The 123rd U.S. Open will take place at the Los Angeles Country Club from Thursday, June 15 through Sunday, June 18. In 2023 Jon Rahm took home the green jacket at Augusta, and Brooks Koepka won his third Wanamaker Trophy, so here we’ll take a look at the field hoping to capture the U.S. Open Trophy.
Last year’s winner, Matt Fitzpatrick, will return to the field, as will Koepka, Rahm, and World No. 1 Scottie Scheffler. And since this is an open tournament, anyone across the world can play. But how can you qualify to be one of the last 156 at Los Angeles Country Club? Let’s take a look.
How to qualify for the U.S. Open
There are several ways to qualify for the U.S. Open. Past winners are invited back for 10 years after their win without needing another exemption, and the previous year’s top 10 finishers (plus ties) are invited back the following year.
The winners of the U.S. Amateur, the US Junior Amateur, the US Mid-Amateur, and the U.S. Senior Open Championship receive spots, as does the runner-up of the Amateur. There are several other championships and tournaments that offer winners an automatic bid to the same year’s U.S. Open field, including the BMW PGA Championship, the NCAA Division I Men’s Championship, and the Latin America Amateur Championship.

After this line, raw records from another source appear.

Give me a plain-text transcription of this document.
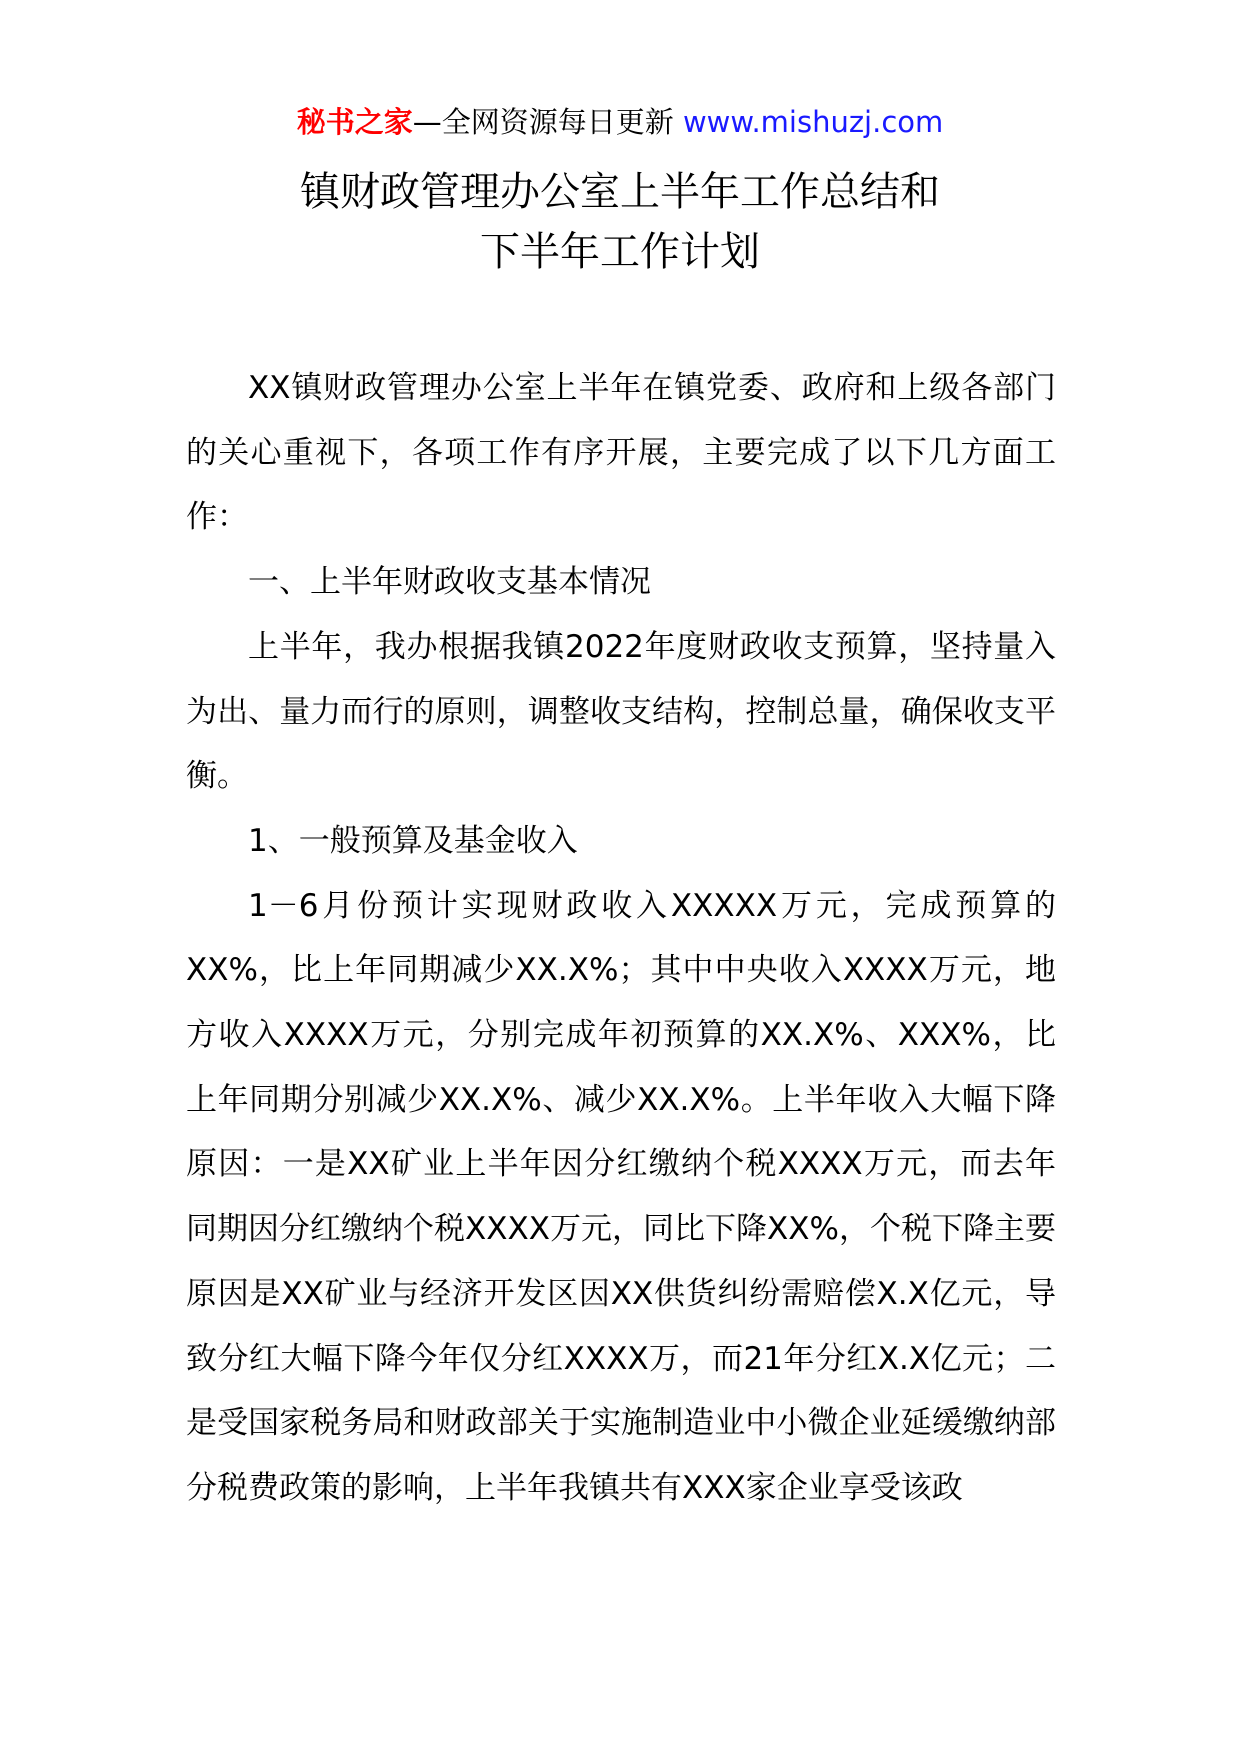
秘书之家—全网资源每日更新 www.mishuzj.com
镇财政管理办公室上半年工作总结和
下半年工作计划

XX镇财政管理办公室上半年在镇党委、政府和上级各部门的关心重视下，各项工作有序开展，主要完成了以下几方面工作：

一、上半年财政收支基本情况

上半年，我办根据我镇2022年度财政收支预算，坚持量入为出、量力而行的原则，调整收支结构，控制总量，确保收支平衡。

1、一般预算及基金收入

1－6月份预计实现财政收入XXXXX万元，完成预算的XX%，比上年同期减少XX.X%；其中中央收入XXXX万元，地方收入XXXX万元，分别完成年初预算的XX.X%、XXX%，比上年同期分别减少XX.X%、减少XX.X%。上半年收入大幅下降原因：一是XX矿业上半年因分红缴纳个税XXXX万元，而去年同期因分红缴纳个税XXXX万元，同比下降XX%，个税下降主要原因是XX矿业与经济开发区因XX供货纠纷需赔偿X.X亿元，导致分红大幅下降今年仅分红XXXX万，而21年分红X.X亿元；二是受国家税务局和财政部关于实施制造业中小微企业延缓缴纳部分税费政策的影响，上半年我镇共有XXX家企业享受该政
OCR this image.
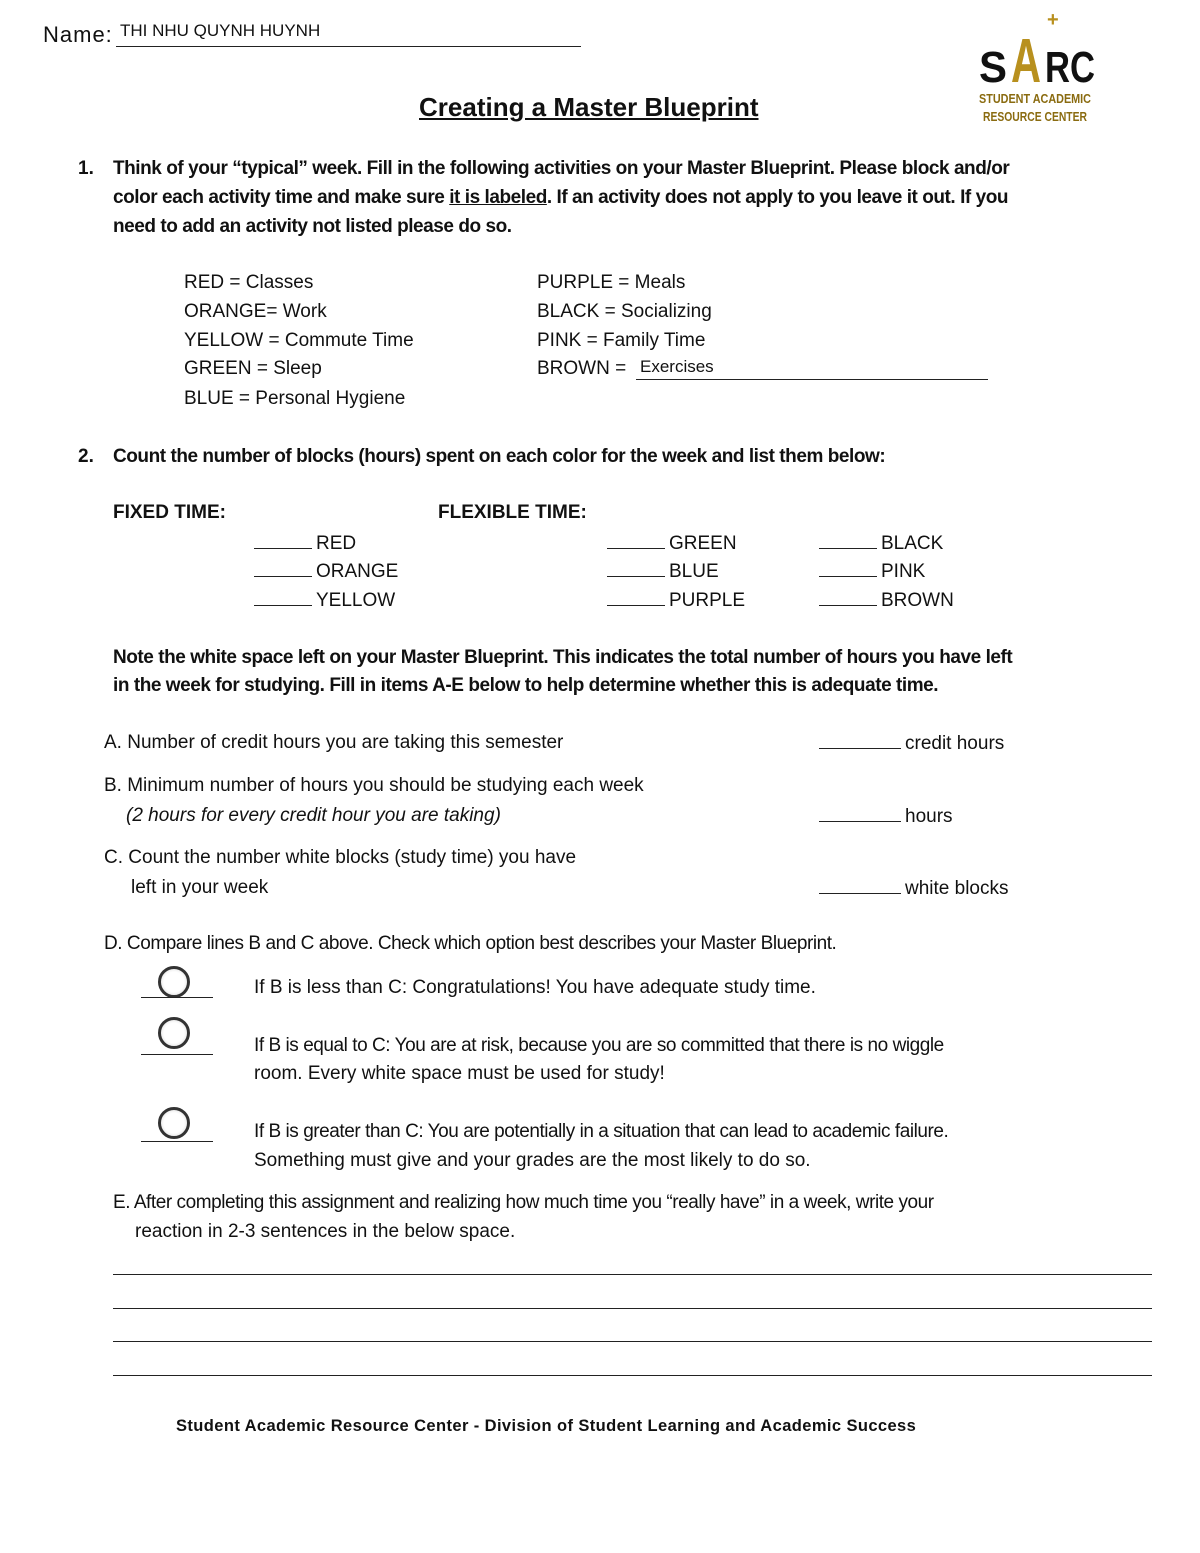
Name: THI NHU QUYNH HUYNH
S A RC
+
STUDENT ACADEMIC
RESOURCE CENTER
Creating a Master Blueprint
1. Think of your “typical” week. Fill in the following activities on your Master Blueprint. Please block and/or
color each activity time and make sure it is labeled. If an activity does not apply to you leave it out. If you
need to add an activity not listed please do so.
RED = Classes
ORANGE= Work
YELLOW = Commute Time
GREEN = Sleep
BLUE = Personal Hygiene
PURPLE = Meals
BLACK = Socializing
PINK = Family Time
BROWN = Exercises
2. Count the number of blocks (hours) spent on each color for the week and list them below:
FIXED TIME:	FLEXIBLE TIME:
RED
ORANGE
YELLOW
GREEN
BLUE
PURPLE
BLACK
PINK
BROWN
Note the white space left on your Master Blueprint. This indicates the total number of hours you have left
in the week for studying. Fill in items A-E below to help determine whether this is adequate time.
A. Number of credit hours you are taking this semester	credit hours
B. Minimum number of hours you should be studying each week
(2 hours for every credit hour you are taking)	hours
C. Count the number white blocks (study time) you have
left in your week	white blocks
D. Compare lines B and C above. Check which option best describes your Master Blueprint.
If B is less than C: Congratulations! You have adequate study time.
If B is equal to C: You are at risk, because you are so committed that there is no wiggle
room. Every white space must be used for study!
If B is greater than C: You are potentially in a situation that can lead to academic failure.
Something must give and your grades are the most likely to do so.
E. After completing this assignment and realizing how much time you “really have” in a week, write your
reaction in 2-3 sentences in the below space.
Student Academic Resource Center - Division of Student Learning and Academic Success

Winning a different major gives you a five-year exemption into the other three majors, and winning THE PLAYERS gives you a three-year exemption. The 60 top-ranked golfers in the Official World Golf Rankings get invitations, as do the top five players in the FedEx Cup standings.
But perhaps the most unique and interesting way to qualify for the U.S. Open is through the regional qualifiers that happen in the weeks leading up to the event. This year, over 10,000 golfers entered the qualifying field — to do so, one must have a handicap index of 1.4 or lower, or be a professional.
How do the regional qualifiers work?
There are local 18-hole qualifying tournaments across the nation to begin, and the top players from those tournaments then play at the 13 final qualifiers, 10 of which are in the United States. A total of 10,187 entries were taken for this year’s event.
The final qualifiers are made up of 36 holes in a single day, and generally have 500 to 1,000 golfers in total participating across the 13 tournaments. The size and difficulty of the field determine how many golfers then advance to the U.S. Open.
Here’s the full list of regional qualifiers in 2023, including the players that have made the event out of each regional:
Tuesday, May 16
Europe - Walton Heath Golf Club (New and Old Courses), Surrey, England
Deon Germishuys, 134
David Horsey, 135
Wilco Nienaber, 135
Ross Fisher, 135
Matthieu Pavon, 136
Jens Dantorp, 136
Alejandro Del Rey, 136
Alternate-Jordan Gumberg, 137
Alternate-Tom McKibbin, 137
Monday, May 22
Ibaraki Golf Club (West Course), Ibaraki Prefecture, Japan
Gunn Charoenkul, 130
Ryutaro Nagano, 133
Ryo Ishikawa, 136
Alternate-Takumi Kanaya, 137
Alternate-Taisei Shumizu, 137
Monday, June 5
Lambton Golf & Country Club, Toronto, Ontario, Canada
Monday, May 22
Bent Tree Country Club & Northwood Club, Dallas, Texas
Carson Young, Anderson, SC., 125
Austin Eckroat, Edmond, OK., 130
Brent Grant, Honolulu, HI, 131
Paul Haley II, Dallas, TX, 132
Sergio Garcia, Spain, 132
Roger Sloan, Canada, 132
Jacob Solomon, Auburn, AL., 133
Hank Lebioda, Orlando, FL, 133
Alternate-Michael Kim, South Korea, 133
Alternate-Brian Stark, Kingsburn, CA., 133
Monday, June 5
Hillcrest Country Club, Los Angeles, Calif.
Pine Tree Golf Club, Boynton Beach, Fla.
Hawks Ridge Golf Club, Ball Ground, Ga.
Woodmont Country Club (North Course), Rockville, Md.
Canoe Brook Country Club (North & South Courses), Summit, N.J.
Old Chatham Golf Club, Durham, N.C.
Brookside Golf & Country Club & The Lakes Golf & Country Club, Columbus, Ohio
Springfield (Ohio) Country Club
Tacoma Country & Golf Club, Lakewood, Wash.
For Full Swing fans, this was how Joel Dahmen qualified for the 2022 U.S. Open. Professionals who have not received an exemption are not required to play in the regional rounds and get a bye to the final qualifiers. Just two golfers in history have won the U.S. Open after playing in both qualifying rounds.